Naturkatastrophen und Armut in Haiti: Zu viele Probleme auf einmal

Nach Erdbeben und Wirbelsturm wird die Bevölkerung von Haiti immer ärmer. Vom neu gewählten Präsidenten ist nicht viel zu erwarten.

Drei Menschen laufen an der Ruine einer Kathedrale in Port-au-Prince, Haiti, vorbei

Sieben Jahre nach dem Erdbeben: Ruinen in Port-au-Prince Foto: ap

BERLIN taz Sieben Jahre nach dem schweren Erdbeben steigt die Zahl der Haitianerinnen und Haitianer, die kein regelmäßiges Einkommen haben. Sie bestreiten ihren Lebensunterhalt mit Gelegenheitsarbeiten oder profitieren von den Geldüberweisungen, die ihnen im Ausland lebende Verwandte mehr oder minder regelmäßig schicken.

„Die Menschen haben Hunger und Durst,“ resümiert Pater Baudelaire Martial, der Beauftragte der Haitianischen Ordenskonferenz für den Wiederaufbau. Verlierer im „Armenhaus Lateinamerikas“ seien neben den Menschen in den Armenvierteln der Hauptstadt Port-au-Prince auch die Bauern.

Der Wirbelsturm „Matthew“, der vor drei Monaten mit Sturmböen von mehr als 200 Stundenkilometern über den Südwesten des Karibikstaats hinwegraste, eine Schneise der Verwüstung hinterließ und nach inoffiziellen Schätzungen über 1.000 Todesopfer forderte, habe der ländliche Bevölkerung die Lebensgrundlage genommen. Ökonomisch gesehen sei der Hurrikan katastrophaler gewesen als das Erdbeben vom 12. Januar 2010. „Matthew“ zerstörte fast die gesamte Ernte und Hunderttausende von Häusern.

Während die Menschen ihre Habe verloren, stiegen die Lebensmittelpreise. Und das vor dem Hintergrund, das fast vier Fünftel der Bevölkerung am Rand oder unterhalb der Armutsgrenze lebt und etwa ein Viertel davon mit weniger als 1,20 Euro am Tag auskommen muss.
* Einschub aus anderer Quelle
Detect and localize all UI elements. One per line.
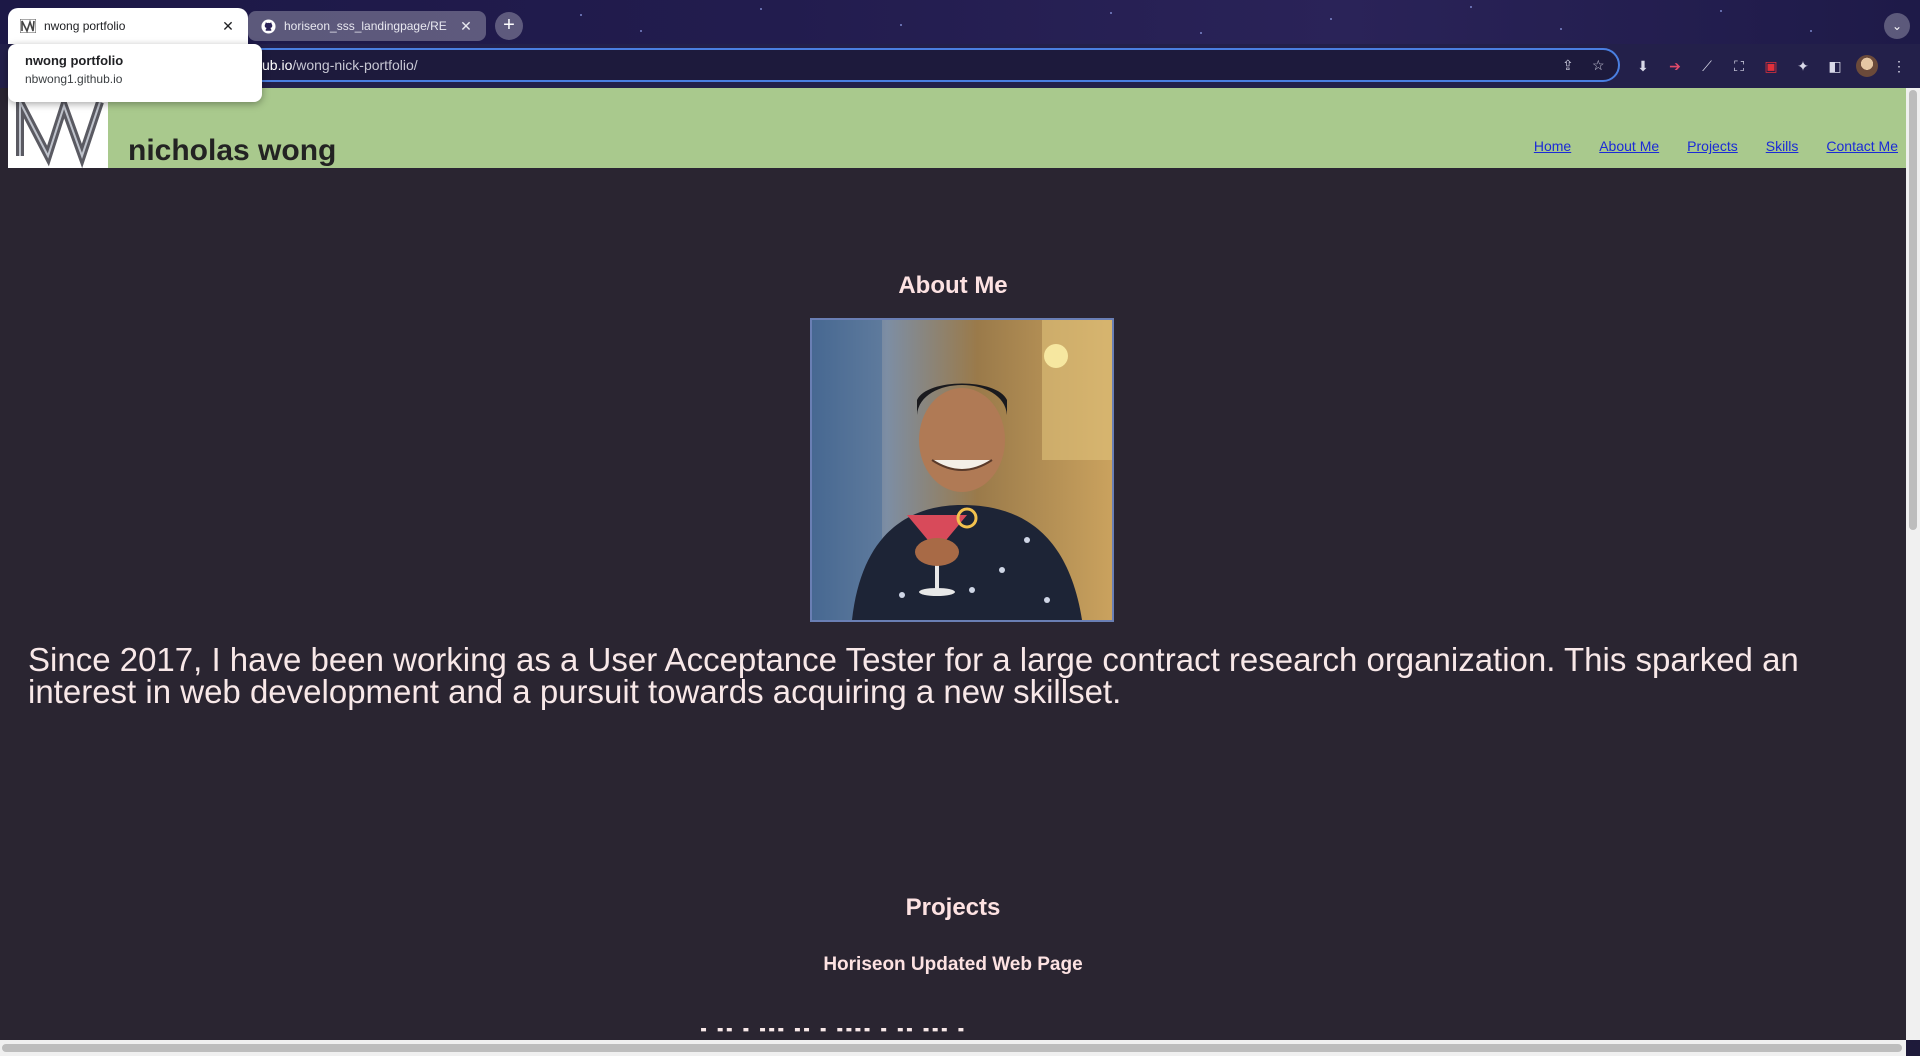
hovercard-url: nbwong1.github.io <box>25 72 123 86</box>
new-tab-plus-icon[interactable]: + <box>495 12 523 40</box>
nav-link-skills[interactable]: Skills <box>1766 138 1799 154</box>
github-icon <box>260 18 276 34</box>
youtube-extension-icon[interactable]: ▣ <box>1760 55 1782 77</box>
vertical-scrollbar[interactable] <box>1906 88 1920 1040</box>
tab-title: nwong portfolio <box>44 19 126 33</box>
profile-avatar[interactable] <box>1856 55 1878 77</box>
horizontal-scrollbar-thumb[interactable] <box>2 1044 1902 1052</box>
tab-nwong-portfolio[interactable]: nwong portfolio ✕ <box>8 8 248 44</box>
nav-link-projects[interactable]: Projects <box>1687 138 1738 154</box>
extension-icons: ⬇ ➔ ⟋ ⛶ ▣ ✦ ◧ ⋮ <box>1632 54 1910 78</box>
tab-hover-card: nwong portfolio nbwong1.github.io <box>8 44 262 102</box>
download-extension-icon[interactable]: ⬇ <box>1632 55 1654 77</box>
nav-link-about-me[interactable]: About Me <box>1599 138 1659 154</box>
nw-favicon-icon <box>20 18 36 34</box>
bookmark-star-icon[interactable]: ☆ <box>1592 50 1605 80</box>
site-name: nicholas wong <box>128 134 337 167</box>
profile-photo <box>810 318 1114 622</box>
close-tab-icon[interactable]: ✕ <box>458 18 474 34</box>
address-path: /wong-nick-portfolio/ <box>292 57 418 73</box>
address-bar[interactable]: ub.io/wong-nick-portfolio/ ⇪ ☆ <box>230 48 1620 82</box>
nav-link-home[interactable]: Home <box>1534 138 1571 154</box>
about-me-text: Since 2017, I have been working as a Use… <box>28 641 1799 710</box>
red-arrow-extension-icon[interactable]: ➔ <box>1664 55 1686 77</box>
tab-horiseon-readme[interactable]: horiseon_sss_landingpage/RE ✕ <box>248 11 486 41</box>
dark-reader-extension-icon[interactable]: ⟋ <box>1696 55 1718 77</box>
tab-title: horiseon_sss_landingpage/RE <box>284 19 447 33</box>
browser-toolbar: ub.io/wong-nick-portfolio/ ⇪ ☆ ⬇ ➔ ⟋ ⛶ ▣… <box>0 44 1920 88</box>
vertical-scrollbar-thumb[interactable] <box>1909 90 1917 530</box>
main-nav: Home About Me Projects Skills Contact Me <box>1534 138 1898 154</box>
share-icon[interactable]: ⇪ <box>1562 50 1574 80</box>
hovercard-title: nwong portfolio <box>25 53 124 68</box>
fullscreen-icon[interactable]: ⛶ <box>1728 55 1750 77</box>
page-viewport: nicholas wong Home About Me Projects Ski… <box>0 88 1906 1040</box>
project-title: Horiseon Updated Web Page <box>823 954 1083 975</box>
menu-kebab-icon[interactable]: ⋮ <box>1888 55 1910 77</box>
site-header: nicholas wong Home About Me Projects Ski… <box>8 88 1906 169</box>
side-panel-icon[interactable]: ◧ <box>1824 55 1846 77</box>
cut-off-text: ▪ ▪▪ ▪ ▪▪▪ ▪▪ ▪ ▪▪▪▪ ▪ ▪▪ ▪▪▪ ▪ <box>700 1028 967 1040</box>
horizontal-scrollbar[interactable] <box>0 1040 1906 1056</box>
about-me-heading: About Me <box>898 272 1008 299</box>
tab-strip: nwong portfolio ✕ horiseon_sss_landingpa… <box>0 0 1920 44</box>
close-tab-icon[interactable]: ✕ <box>220 18 236 34</box>
extensions-puzzle-icon[interactable]: ✦ <box>1792 55 1814 77</box>
address-host: ub.io <box>262 57 293 73</box>
tab-search-chevron-icon[interactable]: ⌄ <box>1884 13 1910 39</box>
nav-link-contact-me[interactable]: Contact Me <box>1826 138 1898 154</box>
projects-heading: Projects <box>905 894 1001 921</box>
Ein tiefer Graben spalte die haitianische Gesellschaft, urteilt Martial in einer Stellungnahme für das katholische Hilfswerk Adveniat in Deutschland. „Einige verfügen bereits über die neuen Informations- und Kommunikationstechnologien, während andere weiterhin die Kerosinlampe anzünden müssen, um ihre Hausarbeiten erledigen zu können.“

Wenig Hoffnung setzt der Kirchenvertreter in die politische Führung des Landes. Martial bezweifelt, dass der neu gewählte Staatspräsident, Jovenel Moïse, der am 7. Februar sein Amt antreten soll, einen Ausweg aus der Wirtschafts- und Politikkrise bieten könne. „Haiti hat so viele Probleme, dass es unmöglich für einen einzelnen Menschen ist, diese in einem Zeitraum von fünf Jahren zu lösen.“

Und der Beauftragte der Haitianischen Bischofskonferenz für den Wiederaufbau, Pfarrer Brillère Aupont, fürchtet, der weitgehend unbekannten Moïse habe keine überzeugende Mehrheit erhalten und ihm fehle „die Legitimation, um starke Maßnahmen zu ergreifen“.

Vier Fünftel der Menschen leben an oder unterhalb der Armutsgrenze

Bananenexporteur Jovenel Moïse ist ein enger Vertrauter von Expräsident Michel Martelly. Dem ehemaligen Musiker werden nicht nur enge Beziehungen zum Duvalierclan und zu Todesschwadronen nachgesagt, sondern auch zahlreiche Korruptionsfälle.

„Es fehlt unseren Staatsmännern an der Fähigkeit, vorausschauend und vorbeugend zu handeln“, stellt Aupont fest. Die Bevölkerung sei weitgehend „auf sich gestellt, um aus der Misere herauszukommen“.